Divinity II: Ego Draconis
If there's one area where Divinity 2 truly succeeds, it's in your ability to transform into a dragon
- Huge and varied skill tree that encourages mixing and matching, interesting and often humorous quests, you get to be a dragon!
- Weightless combat, stiff character animations, user-unfriendly maps make sidequests a pain.
An ambitious and attractive fantasy-themed dungeon crawler, lacklustre combat and a boring narrative hold the latest installation in the Divinity series back from RPG greatness.
Price$ 99.95 (AUD)
Divinity 2: Ego Draconis is a game full of great ideas that are nearly undone by depressingly poor execution. For instance, the game's plot is full of interesting wrinkles, but I honestly never found myself caring. At Divinity 2's outset, you're a dragon slayer, but before long, you slip into the scaly skin of a dragon knight -- that is, the very thing you allegedly trained to kill for your entire life. This basically means that everything you know is a lie. That's kind of a big deal but the game haphazardly stumbles into this plot point with very little setup, leaving you confused and underwhelmed. Much of Divinity 2s story unfolds in a similar manner: It starts with a bang and ends with a clunk.
The game's stiff, over-exaggerated character animations don't help, either. Instead of conveying the broad range of human emotions one might associate with morally gray world-saving, characters appear to be practising for their final exams at mime college. And if your story's trying to go toe-to-toe with cinematic epics like Mass Effect and Dragon Age (and I assume it is, since it uses the same conversation system), a lackluster effort just won't cut it.
Divinity 2's hack 'n' slash combat starts with a similarly promising sprint, but quickly falls behind the rest of the pack. The game's immense skill tree doesn't pigeon-hole you into a single class, instead allowing you to mix-and-match until your heart's content. For example, I whipped up a warrior that had his summons provide support while he fought on the front lines. But the actual combat itself feels weightless and lacks visceral appeal. Translation: it's boring. Quests, too, suffer from "nearly great" syndrome, providing a hundreds of (often humorously) entertaining reasons for your dungeon-spelunking, but it taxes your patience with a map system that fails to mark sidequests and a similarly vague logbook. In fact, the interface as a whole is clunky and inconvenient, and while the PC version of Divinity 2 improves on this somewhat, it's still barely passable. Beyond that, the two versions are nearly identical.
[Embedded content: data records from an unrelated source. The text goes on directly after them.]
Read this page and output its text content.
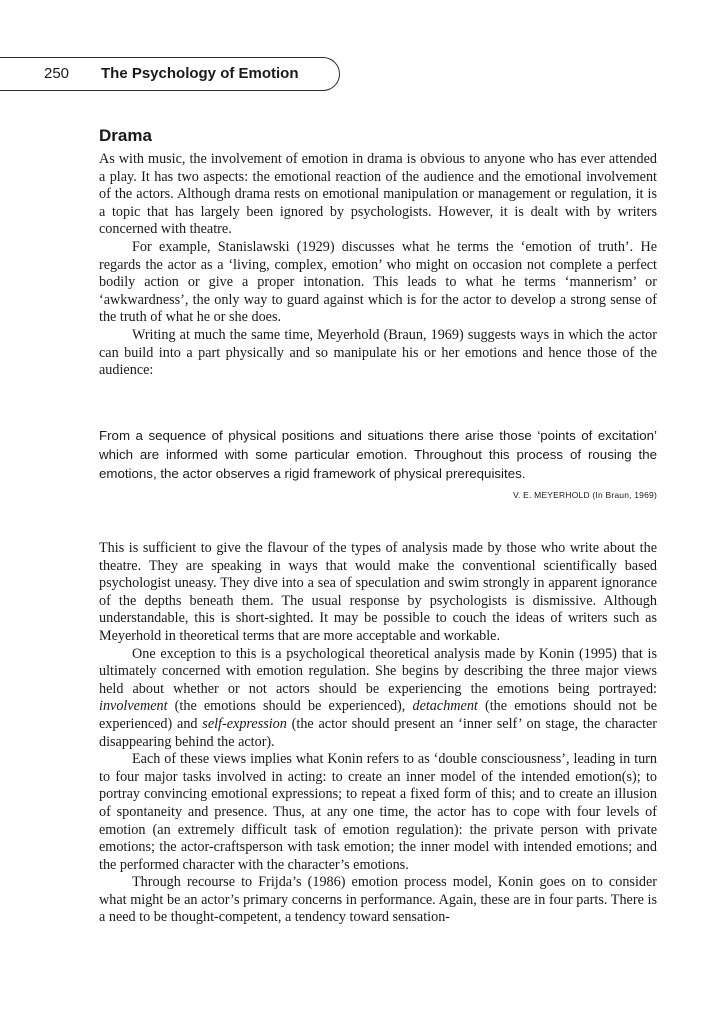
250 The Psychology of Emotion
Drama

As with music, the involvement of emotion in drama is obvious to anyone who has ever attended a play. It has two aspects: the emotional reaction of the audience and the emotional involvement of the actors. Although drama rests on emotional manipulation or management or regulation, it is a topic that has largely been ignored by psychologists. However, it is dealt with by writers concerned with theatre.

For example, Stanislawski (1929) discusses what he terms the ‘emotion of truth’. He regards the actor as a ‘living, complex, emotion’ who might on occasion not complete a perfect bodily action or give a proper intonation. This leads to what he terms ‘mannerism’ or ‘awkwardness’, the only way to guard against which is for the actor to develop a strong sense of the truth of what he or she does.

Writing at much the same time, Meyerhold (Braun, 1969) suggests ways in which the actor can build into a part physically and so manipulate his or her emotions and hence those of the audience:

From a sequence of physical positions and situations there arise those ‘points of excitation’ which are informed with some particular emotion. Throughout this process of rousing the emotions, the actor observes a rigid framework of physical prerequisites.

V. E. MEYERHOLD (In Braun, 1969)

This is sufficient to give the flavour of the types of analysis made by those who write about the theatre. They are speaking in ways that would make the conventional scientifically based psychologist uneasy. They dive into a sea of speculation and swim strongly in apparent ignorance of the depths beneath them. The usual response by psychologists is dismissive. Although understandable, this is short-sighted. It may be possible to couch the ideas of writers such as Meyerhold in theoretical terms that are more acceptable and workable.

One exception to this is a psychological theoretical analysis made by Konin (1995) that is ultimately concerned with emotion regulation. She begins by describing the three major views held about whether or not actors should be experiencing the emotions being portrayed: involvement (the emotions should be experienced), detachment (the emotions should not be experienced) and self-expression (the actor should present an ‘inner self’ on stage, the character disappearing behind the actor).

Each of these views implies what Konin refers to as ‘double consciousness’, leading in turn to four major tasks involved in acting: to create an inner model of the intended emotion(s); to portray convincing emotional expressions; to repeat a fixed form of this; and to create an illusion of spontaneity and presence. Thus, at any one time, the actor has to cope with four levels of emotion (an extremely difficult task of emotion regulation): the private person with private emotions; the actor-craftsperson with task emotion; the inner model with intended emotions; and the performed character with the character’s emotions.

Through recourse to Frijda’s (1986) emotion process model, Konin goes on to consider what might be an actor’s primary concerns in performance. Again, these are in four parts. There is a need to be thought-competent, a tendency toward sensation-
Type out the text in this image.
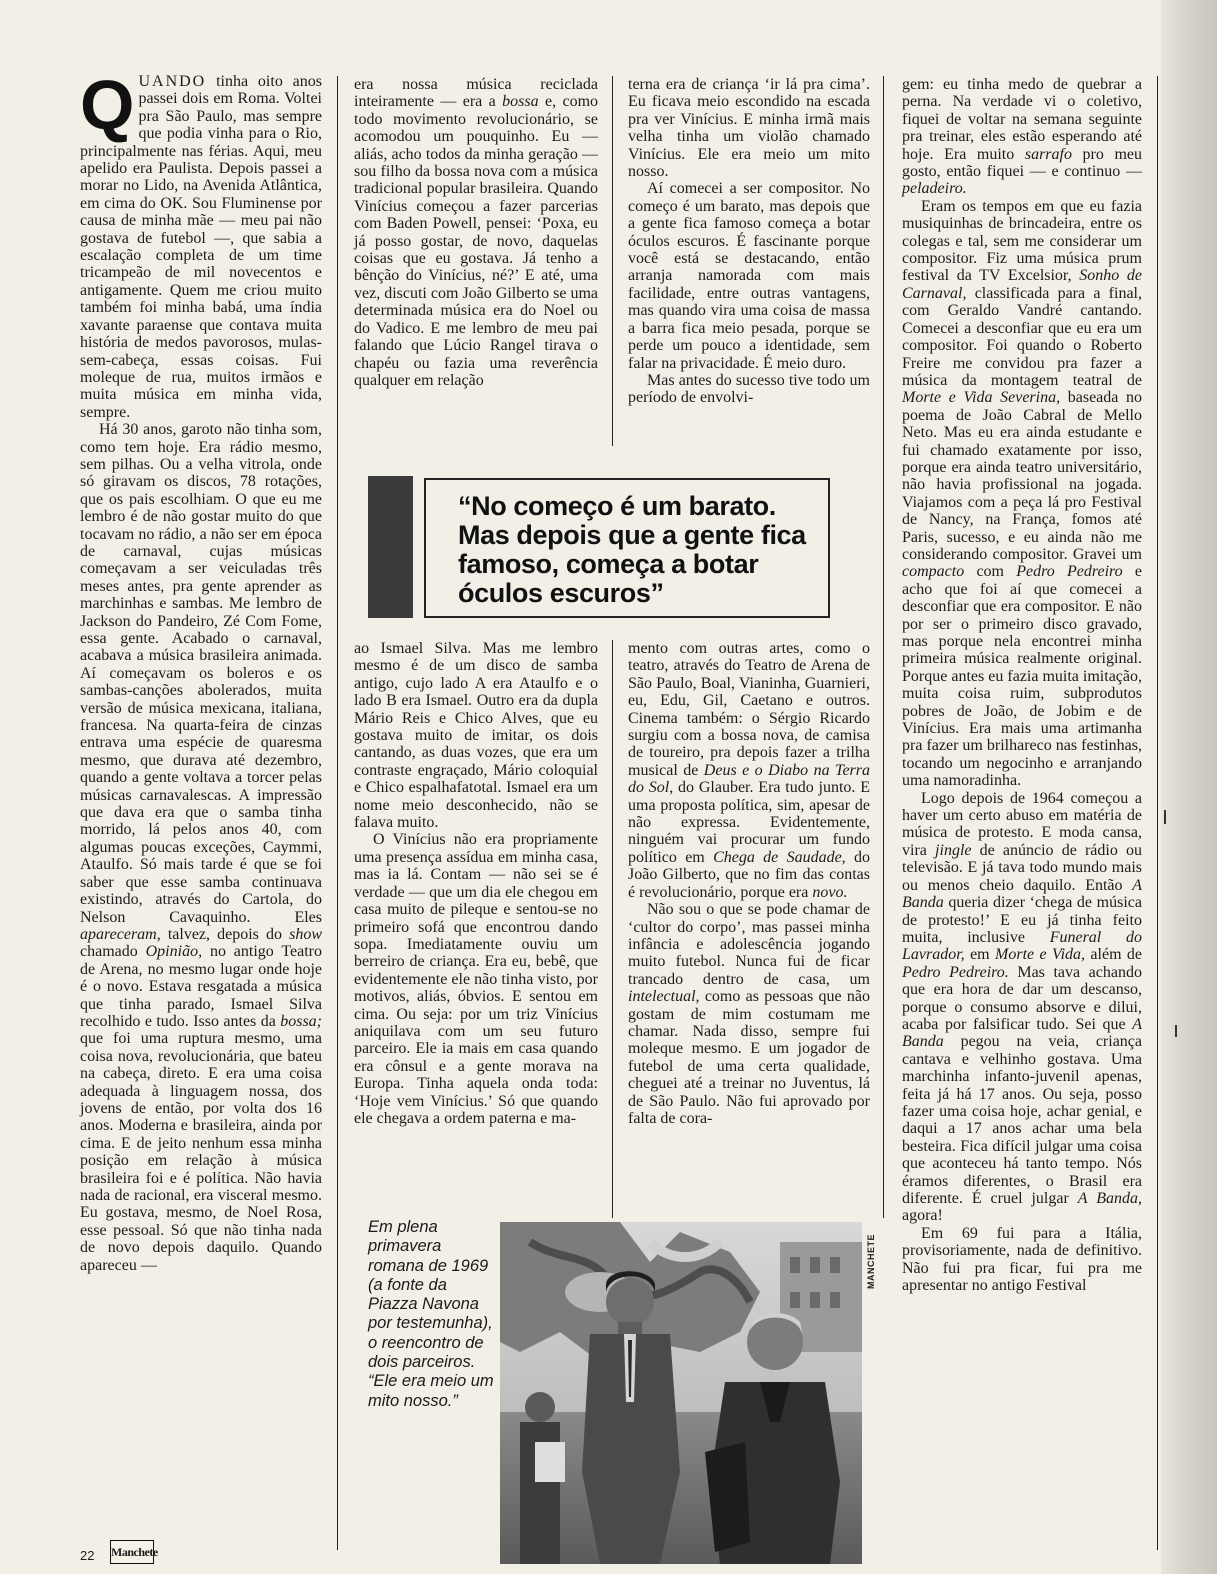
QUANDO tinha oito anos passei dois em Roma. Voltei pra São Paulo, mas sempre que podia vinha para o Rio, principalmente nas férias. Aqui, meu apelido era Paulista. Depois passei a morar no Lido, na Avenida Atlântica, em cima do OK. Sou Fluminense por causa de minha mãe — meu pai não gostava de futebol —, que sabia a escalação completa de um time tricampeão de mil novecentos e antigamente. Quem me criou muito também foi minha babá, uma índia xavante paraense que contava muita história de medos pavorosos, mulas-sem-cabeça, essas coisas. Fui moleque de rua, muitos irmãos e muita música em minha vida, sempre.

Há 30 anos, garoto não tinha som, como tem hoje. Era rádio mesmo, sem pilhas. Ou a velha vitrola, onde só giravam os discos, 78 rotações, que os pais escolhiam. O que eu me lembro é de não gostar muito do que tocavam no rádio, a não ser em época de carnaval, cujas músicas começavam a ser veiculadas três meses antes, pra gente aprender as marchinhas e sambas. Me lembro de Jackson do Pandeiro, Zé Com Fome, essa gente. Acabado o carnaval, acabava a música brasileira animada. Aí começavam os boleros e os sambas-canções abolerados, muita versão de música mexicana, italiana, francesa. Na quarta-feira de cinzas entrava uma espécie de quaresma mesmo, que durava até dezembro, quando a gente voltava a torcer pelas músicas carnavalescas. A impressão que dava era que o samba tinha morrido, lá pelos anos 40, com algumas poucas exceções, Caymmi, Ataulfo. Só mais tarde é que se foi saber que esse samba continuava existindo, através do Cartola, do Nelson Cavaquinho. Eles apareceram, talvez, depois do show chamado Opinião, no antigo Teatro de Arena, no mesmo lugar onde hoje é o novo. Estava resgatada a música que tinha parado, Ismael Silva recolhido e tudo. Isso antes da bossa; que foi uma ruptura mesmo, uma coisa nova, revolucionária, que bateu na cabeça, direto. E era uma coisa adequada à linguagem nossa, dos jovens de então, por volta dos 16 anos. Moderna e brasileira, ainda por cima. E de jeito nenhum essa minha posição em relação à música brasileira foi e é política. Não havia nada de racional, era visceral mesmo. Eu gostava, mesmo, de Noel Rosa, esse pessoal. Só que não tinha nada de novo depois daquilo. Quando apareceu —

era nossa música reciclada inteiramente — era a bossa e, como todo movimento revolucionário, se acomodou um pouquinho. Eu — aliás, acho todos da minha geração — sou filho da bossa nova com a música tradicional popular brasileira. Quando Vinícius começou a fazer parcerias com Baden Powell, pensei: ‘Poxa, eu já posso gostar, de novo, daquelas coisas que eu gostava. Já tenho a bênção do Vinícius, né?’ E até, uma vez, discuti com João Gilberto se uma determinada música era do Noel ou do Vadico. E me lembro de meu pai falando que Lúcio Rangel tirava o chapéu ou fazia uma reverência qualquer em relação

terna era de criança ‘ir lá pra cima’. Eu ficava meio escondido na escada pra ver Vinícius. E minha irmã mais velha tinha um violão chamado Vinícius. Ele era meio um mito nosso.

Aí comecei a ser compositor. No começo é um barato, mas depois que a gente fica famoso começa a botar óculos escuros. É fascinante porque você está se destacando, então arranja namorada com mais facilidade, entre outras vantagens, mas quando vira uma coisa de massa a barra fica meio pesada, porque se perde um pouco a identidade, sem falar na privacidade. É meio duro.

Mas antes do sucesso tive todo um período de envolvi-

“No começo é um barato. Mas depois que a gente fica famoso, começa a botar óculos escuros”

ao Ismael Silva. Mas me lembro mesmo é de um disco de samba antigo, cujo lado A era Ataulfo e o lado B era Ismael. Outro era da dupla Mário Reis e Chico Alves, que eu gostava muito de imitar, os dois cantando, as duas vozes, que era um contraste engraçado, Mário coloquial e Chico espalhafatotal. Ismael era um nome meio desconhecido, não se falava muito.

O Vinícius não era propriamente uma presença assídua em minha casa, mas ia lá. Contam — não sei se é verdade — que um dia ele chegou em casa muito de pileque e sentou-se no primeiro sofá que encontrou dando sopa. Imediatamente ouviu um berreiro de criança. Era eu, bebê, que evidentemente ele não tinha visto, por motivos, aliás, óbvios. E sentou em cima. Ou seja: por um triz Vinícius aniquilava com um seu futuro parceiro. Ele ia mais em casa quando era cônsul e a gente morava na Europa. Tinha aquela onda toda: ‘Hoje vem Vinícius.’ Só que quando ele chegava a ordem paterna e ma-

mento com outras artes, como o teatro, através do Teatro de Arena de São Paulo, Boal, Vianinha, Guarnieri, eu, Edu, Gil, Caetano e outros. Cinema também: o Sérgio Ricardo surgiu com a bossa nova, de camisa de toureiro, pra depois fazer a trilha musical de Deus e o Diabo na Terra do Sol, do Glauber. Era tudo junto. E uma proposta política, sim, apesar de não expressa. Evidentemente, ninguém vai procurar um fundo político em Chega de Saudade, do João Gilberto, que no fim das contas é revolucionário, porque era novo.

Não sou o que se pode chamar de ‘cultor do corpo’, mas passei minha infância e adolescência jogando muito futebol. Nunca fui de ficar trancado dentro de casa, um intelectual, como as pessoas que não gostam de mim costumam me chamar. Nada disso, sempre fui moleque mesmo. E um jogador de futebol de uma certa qualidade, cheguei até a treinar no Juventus, lá de São Paulo. Não fui aprovado por falta de cora-

gem: eu tinha medo de quebrar a perna. Na verdade vi o coletivo, fiquei de voltar na semana seguinte pra treinar, eles estão esperando até hoje. Era muito sarrafo pro meu gosto, então fiquei — e continuo — peladeiro.

Eram os tempos em que eu fazia musiquinhas de brincadeira, entre os colegas e tal, sem me considerar um compositor. Fiz uma música prum festival da TV Excelsior, Sonho de Carnaval, classificada para a final, com Geraldo Vandré cantando. Comecei a desconfiar que eu era um compositor. Foi quando o Roberto Freire me convidou pra fazer a música da montagem teatral de Morte e Vida Severina, baseada no poema de João Cabral de Mello Neto. Mas eu era ainda estudante e fui chamado exatamente por isso, porque era ainda teatro universitário, não havia profissional na jogada. Viajamos com a peça lá pro Festival de Nancy, na França, fomos até Paris, sucesso, e eu ainda não me considerando compositor. Gravei um compacto com Pedro Pedreiro e acho que foi aí que comecei a desconfiar que era compositor. E não por ser o primeiro disco gravado, mas porque nela encontrei minha primeira música realmente original. Porque antes eu fazia muita imitação, muita coisa ruim, subprodutos pobres de João, de Jobim e de Vinícius. Era mais uma artimanha pra fazer um brilhareco nas festinhas, tocando um negocinho e arranjando uma namoradinha.

Logo depois de 1964 começou a haver um certo abuso em matéria de música de protesto. E moda cansa, vira jingle de anúncio de rádio ou televisão. E já tava todo mundo mais ou menos cheio daquilo. Então A Banda queria dizer ‘chega de música de protesto!’ E eu já tinha feito muita, inclusive Funeral do Lavrador, em Morte e Vida, além de Pedro Pedreiro. Mas tava achando que era hora de dar um descanso, porque o consumo absorve e dilui, acaba por falsificar tudo. Sei que A Banda pegou na veia, criança cantava e velhinho gostava. Uma marchinha infanto-juvenil apenas, feita já há 17 anos. Ou seja, posso fazer uma coisa hoje, achar genial, e daqui a 17 anos achar uma bela besteira. Fica difícil julgar uma coisa que aconteceu há tanto tempo. Nós éramos diferentes, o Brasil era diferente. É cruel julgar A Banda, agora!

Em 69 fui para a Itália, provisoriamente, nada de definitivo. Não fui pra ficar, fui pra me apresentar no antigo Festival

Em plena primavera romana de 1969 (a fonte da Piazza Navona por testemunha), o reencontro de dois parceiros. “Ele era meio um mito nosso.”
MANCHETE
22 Manchete
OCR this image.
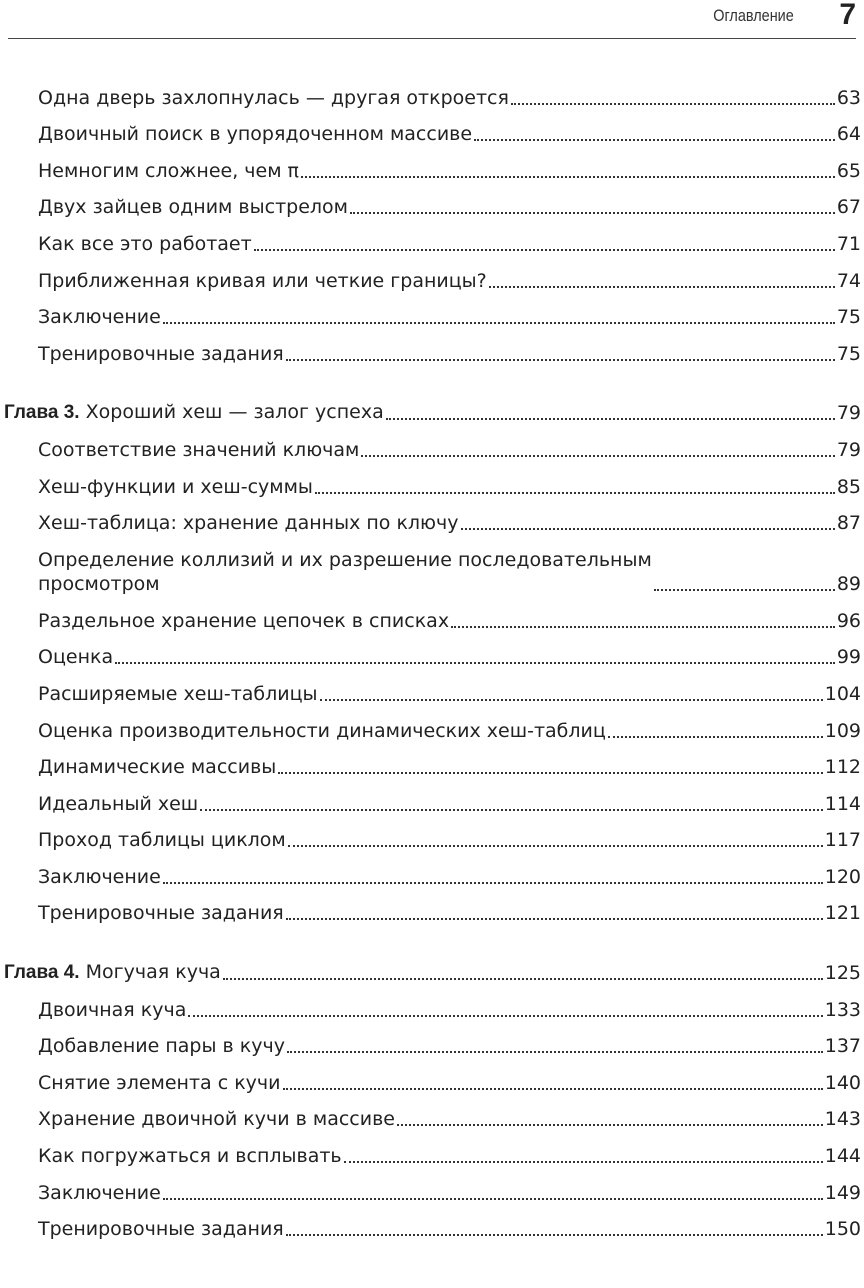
Оглавление 7
Одна дверь захлопнулась — другая откроется	63
Двоичный поиск в упорядоченном массиве	64
Немногим сложнее, чем π	65
Двух зайцев одним выстрелом	67
Как все это работает	71
Приближенная кривая или четкие границы?	74
Заключение	75
Тренировочные задания	75
Глава 3. Хороший хеш — залог успеха	79
Соответствие значений ключам	79
Хеш-функции и хеш-суммы	85
Хеш-таблица: хранение данных по ключу	87
Определение коллизий и их разрешение последовательным
просмотром	89
Раздельное хранение цепочек в списках	96
Оценка	99
Расширяемые хеш-таблицы	104
Оценка производительности динамических хеш-таблиц	109
Динамические массивы	112
Идеальный хеш	114
Проход таблицы циклом	117
Заключение	120
Тренировочные задания	121
Глава 4. Могучая куча	125
Двоичная куча	133
Добавление пары в кучу	137
Снятие элемента с кучи	140
Хранение двоичной кучи в массиве	143
Как погружаться и всплывать	144
Заключение	149
Тренировочные задания	150
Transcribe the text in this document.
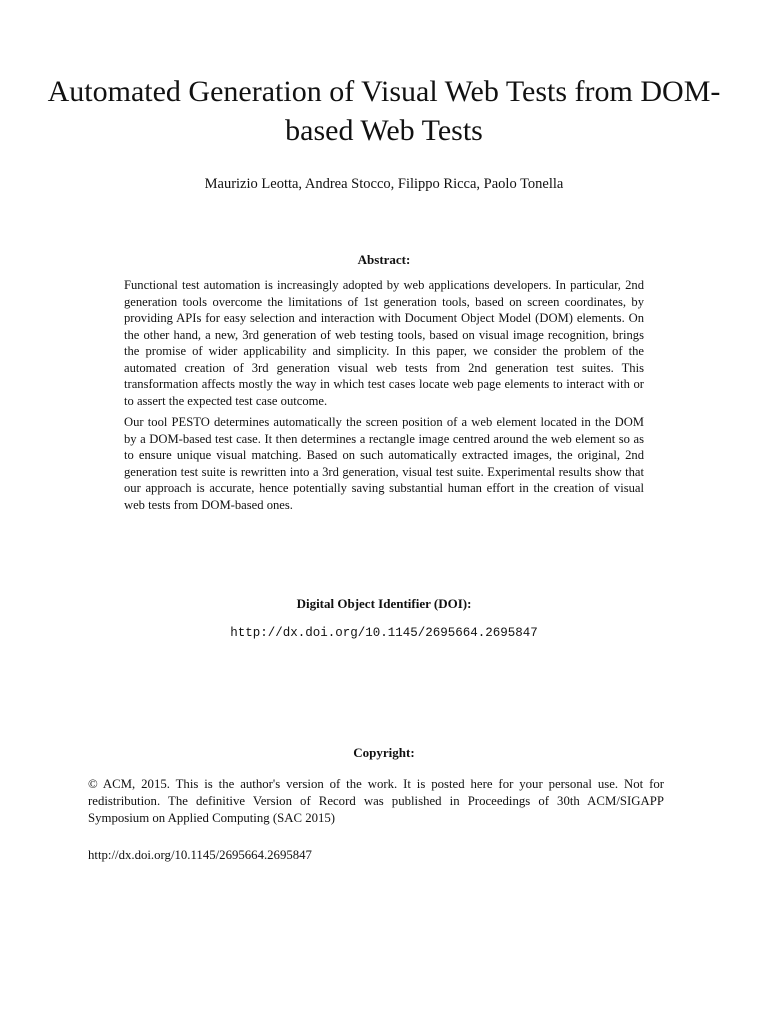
Automated Generation of Visual Web Tests from DOM-based Web Tests

Maurizio Leotta, Andrea Stocco, Filippo Ricca, Paolo Tonella

Abstract:

Functional test automation is increasingly adopted by web applications developers. In particular, 2nd generation tools overcome the limitations of 1st generation tools, based on screen coordinates, by providing APIs for easy selection and interaction with Document Object Model (DOM) elements. On the other hand, a new, 3rd generation of web testing tools, based on visual image recognition, brings the promise of wider applicability and simplicity. In this paper, we consider the problem of the automated creation of 3rd generation visual web tests from 2nd generation test suites. This transformation affects mostly the way in which test cases locate web page elements to interact with or to assert the expected test case outcome.

Our tool PESTO determines automatically the screen position of a web element located in the DOM by a DOM-based test case. It then determines a rectangle image centred around the web element so as to ensure unique visual matching. Based on such automatically extracted images, the original, 2nd generation test suite is rewritten into a 3rd generation, visual test suite. Experimental results show that our approach is accurate, hence potentially saving substantial human effort in the creation of visual web tests from DOM-based ones.

Digital Object Identifier (DOI):

http://dx.doi.org/10.1145/2695664.2695847

Copyright:

© ACM, 2015. This is the author's version of the work. It is posted here for your personal use. Not for redistribution. The definitive Version of Record was published in Proceedings of 30th ACM/SIGAPP Symposium on Applied Computing (SAC 2015)

http://dx.doi.org/10.1145/2695664.2695847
If there's one area where Divinity 2 truly succeeds, it's in your ability to transform into a dragon. The ability opens up later in the game, and when it does, it's beautifully empowering, casting much of the game world in a new light. One second, you're a tiny, soft-skinned man, and the next, you're a flying, fire-breathing dragon. This is, perhaps, the closest you'll ever get to being Trogdor in a videogame. Unfortunately, that singular reward doesn't make up for Divinity 2's many faults. It promises you the world, but never delivers, which is a shame, because, with some polish and some elbow grease, it could've been a spectacular RPG on the order of a BioWare classic. As is, though, I simply cannot recommend it.